Counting WCB Full Evictions can provide the following tuning insight:
Such evictions are distinguished from evictions
due to aliasing conflicts. Subtracting WCB Full Evictions from the WCB
All Evictions event provides an indication of the more expensive form
of 64k aliasing. 64k aliasing can either occur between loads, leading
to conflicts in the 1st-level cache that incur delays to get data from
the 2nd-level cache, or they can occur between stores and other memory
references. The latter case causes WCB thrashing, and is indicated by
the result of subtracting WCB full evictions from all WCB evictions. If
the ratio of the resulting count to the number of retired instructions
is high, avoiding memory references that are a multiple of 64 KB apart
may boost performance.
Note that this count is still only an indication of a possible problem;
the hardware does not permit a definitive count..
For a sequence of stores, this event can sometimes
be used as an indication of how efficiently the WCBs are being used. WCBs
combine data from stores to a set of contiguous addresses (such as those
in the same cache line).
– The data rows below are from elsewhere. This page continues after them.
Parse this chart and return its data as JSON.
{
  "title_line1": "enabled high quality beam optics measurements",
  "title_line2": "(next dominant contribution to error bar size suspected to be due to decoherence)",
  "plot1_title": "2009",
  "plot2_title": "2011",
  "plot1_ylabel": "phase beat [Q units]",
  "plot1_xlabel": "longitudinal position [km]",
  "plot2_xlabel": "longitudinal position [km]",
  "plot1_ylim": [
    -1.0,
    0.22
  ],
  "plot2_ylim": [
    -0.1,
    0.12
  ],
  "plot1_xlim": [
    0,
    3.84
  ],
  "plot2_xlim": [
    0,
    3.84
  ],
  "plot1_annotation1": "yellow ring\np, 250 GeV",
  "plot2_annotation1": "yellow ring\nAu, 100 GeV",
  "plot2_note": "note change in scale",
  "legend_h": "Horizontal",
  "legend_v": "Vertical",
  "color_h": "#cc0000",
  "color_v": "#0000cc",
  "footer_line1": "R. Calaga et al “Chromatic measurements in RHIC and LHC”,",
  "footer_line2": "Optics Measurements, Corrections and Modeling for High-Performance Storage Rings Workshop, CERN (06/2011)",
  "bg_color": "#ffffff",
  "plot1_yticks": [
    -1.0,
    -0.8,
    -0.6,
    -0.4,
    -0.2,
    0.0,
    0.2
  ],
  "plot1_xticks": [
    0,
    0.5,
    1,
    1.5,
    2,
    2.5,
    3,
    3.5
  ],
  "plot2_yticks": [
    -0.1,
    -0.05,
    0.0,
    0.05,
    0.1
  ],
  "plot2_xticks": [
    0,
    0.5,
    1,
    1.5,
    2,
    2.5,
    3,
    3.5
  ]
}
But if an inner loop attempts to interleave stores
from more write streams than the number of WCBs then the WCBs will be
thrashed, and WCBs will have to be evicted before they are filled. In
writeback memory, this simply leads to slight delays as WCBs are deallocated
and allocated again. In
write combining memory and non-temporal stores, this leads to partial
writes, which make much less efficient use of the bus.
This problem can be detected by comparing the ratio of the number of
stores retired to WCB Full Evictions with the number of stores made to
each cache line. If this ratio of ratios is greater than one, WCBs may
not be being used for streaming as efficiently as possible. To fix this,
spread the write streams across several inner loops instead of one. This
type of optimization is called loop fission.
Note that since WCBs may be shared among logical processors, the number
of WCB Full Evictions may increase when using Hyper-Threading technology.